I just hemmed my dress for halloween, never felt more like a man
My patience ran out after you started clapping at the strippers everytime they took off a piece of clothing.
You three are like the Bermuda Triangle for morals.
Puked up what appears to be battery acid next to the treadmill. Everyone noticed.
We sat in his closet and drank four loko out of my camelbak for an hour in the dark. You tell me how my night went.
You left a motherfucking bruise. ON MY TIT. How? How do you even. No.
We're gonna be late. Scott went too far predrinking amd tried pierce his own lip with a poptab. Save me a beer, i'm gonna need it.
You peed on a pole and declared to a cop that it was your pole and yelled at him to not even look at it, and then yelled at all of us for looking at it.
I accidentally flashed three cops last night. Stone cold sober.
We are not having sex in the fucking kindergarten
"We drove to the deserted part of the parking lot, and that's where we blew each other. It was so romantic."
We were 6 minutes into the movie before we realized the whole movie was spoken in Italian. That level of stupidly-ripped
Ya know what's the worst?

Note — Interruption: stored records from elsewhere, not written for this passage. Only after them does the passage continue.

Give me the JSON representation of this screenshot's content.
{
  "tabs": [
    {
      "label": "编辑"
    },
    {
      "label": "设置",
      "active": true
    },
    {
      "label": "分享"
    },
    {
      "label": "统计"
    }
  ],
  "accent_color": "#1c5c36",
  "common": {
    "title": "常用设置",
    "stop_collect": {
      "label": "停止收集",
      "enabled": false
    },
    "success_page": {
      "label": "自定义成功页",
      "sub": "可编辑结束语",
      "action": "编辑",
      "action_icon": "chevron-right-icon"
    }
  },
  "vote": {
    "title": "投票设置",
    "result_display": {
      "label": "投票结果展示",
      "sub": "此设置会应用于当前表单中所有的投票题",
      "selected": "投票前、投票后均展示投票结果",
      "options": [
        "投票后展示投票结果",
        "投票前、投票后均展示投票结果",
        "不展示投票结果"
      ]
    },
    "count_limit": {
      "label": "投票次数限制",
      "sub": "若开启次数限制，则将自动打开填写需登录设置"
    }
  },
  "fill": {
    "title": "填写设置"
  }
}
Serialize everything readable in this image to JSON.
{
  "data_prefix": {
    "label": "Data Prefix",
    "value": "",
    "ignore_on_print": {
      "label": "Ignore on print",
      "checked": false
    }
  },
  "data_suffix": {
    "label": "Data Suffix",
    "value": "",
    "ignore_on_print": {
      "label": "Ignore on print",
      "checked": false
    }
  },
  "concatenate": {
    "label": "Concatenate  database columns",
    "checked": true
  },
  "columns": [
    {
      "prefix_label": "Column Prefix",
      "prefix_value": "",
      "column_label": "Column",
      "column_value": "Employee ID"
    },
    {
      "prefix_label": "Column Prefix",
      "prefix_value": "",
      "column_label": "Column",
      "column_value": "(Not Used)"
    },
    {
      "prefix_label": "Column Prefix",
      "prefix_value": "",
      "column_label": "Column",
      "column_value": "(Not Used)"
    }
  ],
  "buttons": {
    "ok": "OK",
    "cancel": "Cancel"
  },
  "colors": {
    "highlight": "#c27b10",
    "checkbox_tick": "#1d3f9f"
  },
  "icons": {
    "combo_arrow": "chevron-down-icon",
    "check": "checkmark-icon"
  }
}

Being drunk and wanting to show someone a picture of your goddaughter but not wanting to open the pictures on your phone because the first one is of someone's dick..
And our sex soundtracks thus far have been metal and Star Wars
So i woke up on a park bench... Using my shoe as a pillow, cuddling a empty handle of vodka... Yet I'm still in my living room. Someone please tell me why all my vodkas gone? I'll deal with the park bench situation at a later time.